Convergence Rates of Constrained Expected Improvement
Haowei Wang, Jingyi Wang, Zhongxiang Dai, Nai-Yuan Chiang, Szu Hui Ng, Cosmin G. Petra
TL;DR
The paper provides the first theoretical convergence-rate guarantees for the constrained expected improvement (CEI) acquisition in constrained Bayesian optimization. It analyzes simple regret upper bounds under both frequentist RKHS assumptions and Bayesian GP priors, deriving explicit rates for squared exponential and Matérn kernels, and shows these bounds can be sharpened using maximum information gain. The results demonstrate sublinear convergence of CEI to the best feasible solution, with high-probability bounds under the Bayesian setting. Numerical experiments on synthetic RKHS/GP problems and standard CBO benchmarks validate the theoretical findings and illustrate the practical behavior of CEI. These contributions offer theoretical reassurance for CEI's use in constrained black-box optimization and point toward future work on noisy settings and multi-constraint extensions.
Abstract
Constrained Bayesian optimization (CBO) methods have seen significant success in black-box optimization with constraints. One of the most commonly used CBO methods is the constrained expected improvement (CEI) algorithm. CEI is a natural extension of expected improvement (EI) when constraints are incorporated.

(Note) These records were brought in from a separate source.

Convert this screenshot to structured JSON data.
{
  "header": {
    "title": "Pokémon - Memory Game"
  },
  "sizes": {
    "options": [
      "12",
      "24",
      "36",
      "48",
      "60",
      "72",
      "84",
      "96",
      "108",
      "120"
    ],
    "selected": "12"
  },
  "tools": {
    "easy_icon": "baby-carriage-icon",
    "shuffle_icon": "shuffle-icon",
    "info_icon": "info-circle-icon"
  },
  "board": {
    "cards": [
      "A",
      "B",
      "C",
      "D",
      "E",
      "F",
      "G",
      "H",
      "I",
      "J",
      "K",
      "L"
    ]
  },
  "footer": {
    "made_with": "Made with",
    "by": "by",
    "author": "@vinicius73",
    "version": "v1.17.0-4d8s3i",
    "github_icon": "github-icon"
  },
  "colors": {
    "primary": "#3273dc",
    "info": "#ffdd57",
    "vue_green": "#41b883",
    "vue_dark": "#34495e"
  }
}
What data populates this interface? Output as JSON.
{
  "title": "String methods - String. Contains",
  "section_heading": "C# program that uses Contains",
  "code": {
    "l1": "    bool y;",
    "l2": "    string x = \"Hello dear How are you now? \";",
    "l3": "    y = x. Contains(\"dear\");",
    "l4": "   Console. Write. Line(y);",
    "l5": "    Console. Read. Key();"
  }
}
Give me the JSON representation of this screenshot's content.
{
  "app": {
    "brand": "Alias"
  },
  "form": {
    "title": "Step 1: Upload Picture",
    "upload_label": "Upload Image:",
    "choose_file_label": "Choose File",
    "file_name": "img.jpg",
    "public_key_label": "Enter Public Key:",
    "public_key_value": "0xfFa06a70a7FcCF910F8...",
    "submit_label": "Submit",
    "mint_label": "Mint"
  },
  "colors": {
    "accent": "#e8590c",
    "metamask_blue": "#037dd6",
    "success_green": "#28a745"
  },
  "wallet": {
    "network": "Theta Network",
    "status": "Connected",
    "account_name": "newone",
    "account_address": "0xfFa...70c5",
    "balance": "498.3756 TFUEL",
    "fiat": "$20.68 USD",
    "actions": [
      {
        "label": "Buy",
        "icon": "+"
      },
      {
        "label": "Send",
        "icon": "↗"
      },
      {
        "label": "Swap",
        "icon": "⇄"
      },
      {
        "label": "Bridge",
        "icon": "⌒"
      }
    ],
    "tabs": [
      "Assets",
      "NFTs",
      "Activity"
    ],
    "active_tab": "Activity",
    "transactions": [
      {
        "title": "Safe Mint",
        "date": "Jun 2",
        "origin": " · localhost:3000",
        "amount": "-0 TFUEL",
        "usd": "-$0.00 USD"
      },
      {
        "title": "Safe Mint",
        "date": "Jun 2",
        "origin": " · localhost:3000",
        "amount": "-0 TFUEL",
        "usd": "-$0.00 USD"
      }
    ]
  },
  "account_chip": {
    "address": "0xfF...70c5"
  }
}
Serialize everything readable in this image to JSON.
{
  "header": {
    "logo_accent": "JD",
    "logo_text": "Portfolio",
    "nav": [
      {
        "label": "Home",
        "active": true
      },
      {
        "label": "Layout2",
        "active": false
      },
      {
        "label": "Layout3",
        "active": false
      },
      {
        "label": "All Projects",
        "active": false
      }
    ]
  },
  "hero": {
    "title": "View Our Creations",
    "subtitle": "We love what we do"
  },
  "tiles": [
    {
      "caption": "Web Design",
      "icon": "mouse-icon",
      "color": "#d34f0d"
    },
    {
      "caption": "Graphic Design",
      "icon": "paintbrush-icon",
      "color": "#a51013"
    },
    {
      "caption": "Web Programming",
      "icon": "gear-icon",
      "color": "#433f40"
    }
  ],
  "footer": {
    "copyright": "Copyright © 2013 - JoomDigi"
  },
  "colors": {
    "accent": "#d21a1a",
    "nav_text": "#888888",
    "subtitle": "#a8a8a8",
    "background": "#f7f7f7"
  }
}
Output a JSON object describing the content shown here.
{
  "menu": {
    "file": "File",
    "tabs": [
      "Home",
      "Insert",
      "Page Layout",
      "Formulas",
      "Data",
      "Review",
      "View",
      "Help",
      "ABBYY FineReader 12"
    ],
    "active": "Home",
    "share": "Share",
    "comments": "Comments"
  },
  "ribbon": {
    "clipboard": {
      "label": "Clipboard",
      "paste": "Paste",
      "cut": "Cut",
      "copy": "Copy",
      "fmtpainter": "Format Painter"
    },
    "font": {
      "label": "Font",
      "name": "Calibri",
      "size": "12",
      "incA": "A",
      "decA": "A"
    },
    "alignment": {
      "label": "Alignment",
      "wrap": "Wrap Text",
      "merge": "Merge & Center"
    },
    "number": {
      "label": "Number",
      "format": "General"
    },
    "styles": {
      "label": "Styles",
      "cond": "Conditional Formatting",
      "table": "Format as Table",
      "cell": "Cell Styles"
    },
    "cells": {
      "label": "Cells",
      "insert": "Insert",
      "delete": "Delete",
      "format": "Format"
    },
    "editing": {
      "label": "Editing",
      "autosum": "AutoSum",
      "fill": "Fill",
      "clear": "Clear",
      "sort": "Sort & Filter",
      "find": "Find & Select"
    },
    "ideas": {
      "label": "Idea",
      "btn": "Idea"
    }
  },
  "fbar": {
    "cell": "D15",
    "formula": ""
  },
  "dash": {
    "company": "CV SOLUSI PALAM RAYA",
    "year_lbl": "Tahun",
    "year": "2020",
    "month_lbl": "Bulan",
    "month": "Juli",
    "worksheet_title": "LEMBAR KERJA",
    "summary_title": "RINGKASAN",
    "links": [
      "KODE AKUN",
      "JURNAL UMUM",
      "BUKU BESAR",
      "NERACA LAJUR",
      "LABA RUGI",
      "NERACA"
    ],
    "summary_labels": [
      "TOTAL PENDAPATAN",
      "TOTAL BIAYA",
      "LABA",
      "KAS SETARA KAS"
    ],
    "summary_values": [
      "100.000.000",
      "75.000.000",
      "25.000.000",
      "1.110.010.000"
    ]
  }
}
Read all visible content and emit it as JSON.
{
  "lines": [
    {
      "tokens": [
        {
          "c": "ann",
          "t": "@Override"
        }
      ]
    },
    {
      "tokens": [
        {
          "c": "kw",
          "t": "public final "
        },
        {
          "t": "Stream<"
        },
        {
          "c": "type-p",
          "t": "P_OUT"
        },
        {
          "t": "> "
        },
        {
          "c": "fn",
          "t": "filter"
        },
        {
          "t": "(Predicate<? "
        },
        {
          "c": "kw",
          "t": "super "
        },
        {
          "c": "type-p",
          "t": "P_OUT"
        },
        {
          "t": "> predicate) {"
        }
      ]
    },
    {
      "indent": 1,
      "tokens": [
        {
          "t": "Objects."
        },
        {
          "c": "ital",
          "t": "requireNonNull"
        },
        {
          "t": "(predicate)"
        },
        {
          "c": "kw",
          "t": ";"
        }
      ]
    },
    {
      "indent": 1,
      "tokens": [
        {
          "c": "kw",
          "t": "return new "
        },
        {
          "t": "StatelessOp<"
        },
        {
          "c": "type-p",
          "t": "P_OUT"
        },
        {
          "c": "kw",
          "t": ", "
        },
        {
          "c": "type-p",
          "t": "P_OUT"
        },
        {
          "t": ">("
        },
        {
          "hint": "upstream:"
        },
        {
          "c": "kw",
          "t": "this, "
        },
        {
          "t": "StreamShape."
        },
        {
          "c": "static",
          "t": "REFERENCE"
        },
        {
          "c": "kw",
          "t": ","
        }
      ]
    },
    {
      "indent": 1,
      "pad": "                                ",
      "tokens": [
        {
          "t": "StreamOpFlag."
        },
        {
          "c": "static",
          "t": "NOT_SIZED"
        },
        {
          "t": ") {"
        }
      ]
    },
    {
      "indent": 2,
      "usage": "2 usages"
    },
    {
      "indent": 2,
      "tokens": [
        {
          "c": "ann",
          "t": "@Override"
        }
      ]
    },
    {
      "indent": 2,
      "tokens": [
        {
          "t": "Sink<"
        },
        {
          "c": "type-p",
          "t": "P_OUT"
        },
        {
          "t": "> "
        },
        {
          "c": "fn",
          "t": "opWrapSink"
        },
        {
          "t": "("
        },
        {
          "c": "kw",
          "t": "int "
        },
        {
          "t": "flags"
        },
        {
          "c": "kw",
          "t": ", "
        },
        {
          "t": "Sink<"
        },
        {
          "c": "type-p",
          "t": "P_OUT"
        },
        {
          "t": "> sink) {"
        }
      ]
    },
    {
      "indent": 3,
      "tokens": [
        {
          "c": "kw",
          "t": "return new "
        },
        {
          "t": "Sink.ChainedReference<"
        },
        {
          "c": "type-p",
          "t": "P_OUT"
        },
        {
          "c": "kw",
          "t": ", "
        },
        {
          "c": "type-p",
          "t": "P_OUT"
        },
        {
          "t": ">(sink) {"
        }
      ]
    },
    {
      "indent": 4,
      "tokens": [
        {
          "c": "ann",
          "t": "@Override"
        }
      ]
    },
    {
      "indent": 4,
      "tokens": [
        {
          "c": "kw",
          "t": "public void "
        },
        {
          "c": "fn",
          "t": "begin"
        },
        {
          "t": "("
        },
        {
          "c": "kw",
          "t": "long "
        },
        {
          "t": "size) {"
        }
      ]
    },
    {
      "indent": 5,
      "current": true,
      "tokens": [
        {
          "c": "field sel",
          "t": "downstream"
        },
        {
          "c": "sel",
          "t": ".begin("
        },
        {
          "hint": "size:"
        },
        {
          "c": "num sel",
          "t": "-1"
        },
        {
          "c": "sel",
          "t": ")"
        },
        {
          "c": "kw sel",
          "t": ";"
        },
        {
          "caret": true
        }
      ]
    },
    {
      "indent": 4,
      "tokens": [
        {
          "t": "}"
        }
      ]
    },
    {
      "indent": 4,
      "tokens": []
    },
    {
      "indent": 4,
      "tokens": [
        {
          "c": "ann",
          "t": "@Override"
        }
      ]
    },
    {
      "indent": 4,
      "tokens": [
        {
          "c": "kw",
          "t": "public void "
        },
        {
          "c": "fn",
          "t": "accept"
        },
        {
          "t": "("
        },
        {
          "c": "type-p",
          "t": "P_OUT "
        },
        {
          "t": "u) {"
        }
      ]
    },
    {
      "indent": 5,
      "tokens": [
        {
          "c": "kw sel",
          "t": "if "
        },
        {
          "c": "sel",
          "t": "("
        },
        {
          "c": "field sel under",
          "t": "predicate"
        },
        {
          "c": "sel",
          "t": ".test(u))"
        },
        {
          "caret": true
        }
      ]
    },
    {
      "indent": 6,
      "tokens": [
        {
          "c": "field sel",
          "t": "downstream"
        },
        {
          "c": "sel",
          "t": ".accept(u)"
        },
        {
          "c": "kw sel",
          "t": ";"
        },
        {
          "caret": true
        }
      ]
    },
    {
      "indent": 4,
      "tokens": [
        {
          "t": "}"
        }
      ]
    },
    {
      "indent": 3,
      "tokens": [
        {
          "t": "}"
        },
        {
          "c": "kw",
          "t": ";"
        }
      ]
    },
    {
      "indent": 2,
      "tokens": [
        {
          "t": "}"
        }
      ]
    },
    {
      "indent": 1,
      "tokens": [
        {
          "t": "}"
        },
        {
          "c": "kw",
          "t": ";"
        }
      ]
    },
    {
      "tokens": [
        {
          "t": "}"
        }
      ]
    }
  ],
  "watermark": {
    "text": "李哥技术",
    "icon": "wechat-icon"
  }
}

However, the theoretical convergence rate of CEI has not been established. In this work, we study the convergence rate of CEI by analyzing its simple regret upper bound. First, we show that when the objective function $f$ and constraint function $c$ are assumed to each lie in a reproducing kernel Hilbert space (RKHS), CEI achieves the convergence rates of $\mathcal{O} \left(t^{-\frac{1}{2}}\log^{\frac{d+1}{2}}(t) \right) \ \text{and }\ \mathcal{O}\left(t^{\frac{-ν}{2ν+d}} \log^{\fracν{2ν+d}}(t)\right)$ for the commonly used squared exponential and Matérn kernels ($ν>\frac{1}{2}$), respectively. Second, we show that when $f$ is assumed to be sampled from Gaussian processes (GPs), CEI achieves similar convergence rates with a high probability. Numerical experiments are performed to validate the theoretical analysis.